Security and Production Rules

  • Use OAuth2 with access tokens stored in secure vaults; never log secrets.
  • Validate all OCR-derived data against typing and business rules before persistence.
  • Implement strict rate limiting and IP allowlists for OCR ingestion endpoints.
  • Audit trails: record user actions, token scopes, and data changes with timestamps.
  • Encrypt sensitive fields at rest and in transit; use TLS everywhere.

Testing Checklist

  • Unit tests for OCR parsing rules and category mapping.
  • Integration tests for end-to-end receipt/invoice ingestion to expenses.
  • Contract tests for API request/response schemas.
  • CI should run lint, type checks, unit, and integration tests on PRs.

Common Mistakes to Avoid

  • Overtrusting OCR output without validation and robust fallbacks.
  • Skipping input validation and not handling ambiguous line items.
  • Letting PII linger; failing to implement data retention policies.
  • Ignoring audit trails and transaction boundaries in DB writes.

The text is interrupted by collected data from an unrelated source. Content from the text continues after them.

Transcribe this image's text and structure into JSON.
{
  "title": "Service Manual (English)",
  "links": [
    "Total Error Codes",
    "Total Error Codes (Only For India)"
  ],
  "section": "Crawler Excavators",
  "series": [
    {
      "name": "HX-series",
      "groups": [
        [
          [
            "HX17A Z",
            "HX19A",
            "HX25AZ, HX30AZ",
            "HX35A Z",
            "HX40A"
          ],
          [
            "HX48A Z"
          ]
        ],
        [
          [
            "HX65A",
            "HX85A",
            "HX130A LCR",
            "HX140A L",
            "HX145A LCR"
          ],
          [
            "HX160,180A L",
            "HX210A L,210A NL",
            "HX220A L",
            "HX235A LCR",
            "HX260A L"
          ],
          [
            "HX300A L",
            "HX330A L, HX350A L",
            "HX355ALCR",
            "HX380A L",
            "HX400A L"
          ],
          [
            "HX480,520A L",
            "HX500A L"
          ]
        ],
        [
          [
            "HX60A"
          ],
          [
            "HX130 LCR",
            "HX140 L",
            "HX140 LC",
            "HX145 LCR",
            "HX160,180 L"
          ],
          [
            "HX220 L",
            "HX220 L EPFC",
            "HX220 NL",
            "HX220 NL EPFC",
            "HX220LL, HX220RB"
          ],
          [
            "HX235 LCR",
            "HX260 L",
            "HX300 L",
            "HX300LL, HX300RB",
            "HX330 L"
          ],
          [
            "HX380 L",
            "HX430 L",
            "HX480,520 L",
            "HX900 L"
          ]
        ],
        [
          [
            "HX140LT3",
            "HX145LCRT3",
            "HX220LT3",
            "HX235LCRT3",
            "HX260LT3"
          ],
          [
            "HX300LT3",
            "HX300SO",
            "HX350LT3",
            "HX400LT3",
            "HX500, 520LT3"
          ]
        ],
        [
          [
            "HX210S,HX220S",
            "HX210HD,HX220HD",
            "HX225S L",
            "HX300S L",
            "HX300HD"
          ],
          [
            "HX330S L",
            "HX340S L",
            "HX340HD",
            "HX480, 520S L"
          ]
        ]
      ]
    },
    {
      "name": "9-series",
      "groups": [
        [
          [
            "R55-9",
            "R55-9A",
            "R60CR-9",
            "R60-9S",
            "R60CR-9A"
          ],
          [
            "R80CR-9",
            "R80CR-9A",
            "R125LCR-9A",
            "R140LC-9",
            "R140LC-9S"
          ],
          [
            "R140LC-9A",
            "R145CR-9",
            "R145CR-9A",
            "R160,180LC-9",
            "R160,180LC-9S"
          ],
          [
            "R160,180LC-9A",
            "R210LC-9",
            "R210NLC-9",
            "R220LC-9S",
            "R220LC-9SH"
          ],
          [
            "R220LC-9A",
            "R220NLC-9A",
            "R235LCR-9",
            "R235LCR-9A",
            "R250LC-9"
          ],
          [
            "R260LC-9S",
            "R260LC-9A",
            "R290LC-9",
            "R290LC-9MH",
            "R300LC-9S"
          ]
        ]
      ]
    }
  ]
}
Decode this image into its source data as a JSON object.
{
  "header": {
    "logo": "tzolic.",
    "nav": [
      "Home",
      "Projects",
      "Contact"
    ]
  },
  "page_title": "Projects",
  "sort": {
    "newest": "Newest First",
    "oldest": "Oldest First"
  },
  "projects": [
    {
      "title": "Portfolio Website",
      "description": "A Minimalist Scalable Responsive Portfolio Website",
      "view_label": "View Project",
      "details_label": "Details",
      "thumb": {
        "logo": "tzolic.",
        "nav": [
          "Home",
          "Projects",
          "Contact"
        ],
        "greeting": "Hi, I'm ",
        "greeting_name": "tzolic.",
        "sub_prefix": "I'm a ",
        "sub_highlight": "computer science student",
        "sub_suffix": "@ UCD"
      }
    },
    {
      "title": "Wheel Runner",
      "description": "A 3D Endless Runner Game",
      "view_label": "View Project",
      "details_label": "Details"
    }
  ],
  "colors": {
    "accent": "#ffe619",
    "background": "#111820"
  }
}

Related implementation resources: AI Use Case for Accountants Using Quickbooks To Auto-Categorize Business Expenses From Scanned Receipts.

FAQ

What is this Cursor Rules Template used for in Python FastAPI bookkeeping?

This template configures Cursor AI to guide a Python FastAPI based bookkeeping app that OCRs receipts/invoices, categorizes expenses, and stores results in PostgreSQL with an auditable trail.

What stack does this template target?

This template targets a Python FastAPI stack with PostgreSQL and SQLAlchemy. It covers OCR integration, expense categorization, and secure, testable code.

How should expenses be categorized?

Expenses should be categorized by account type, vendor, date, and tax treatment, with a mapping from OCR-detected line items to predefined categories and subcategories.

Where should the .cursorrules block go?

Place the copyable .cursorrules block in the project root as part of your Cursor AI configuration; reference it in your docs and ensure the stack can import or read it at startup.

What are common pitfalls?

Pitfalls include skipping input validation, using unsafe OCR results without verification, storing raw PII without retention policies, and failing to implement proper authentication and access controls.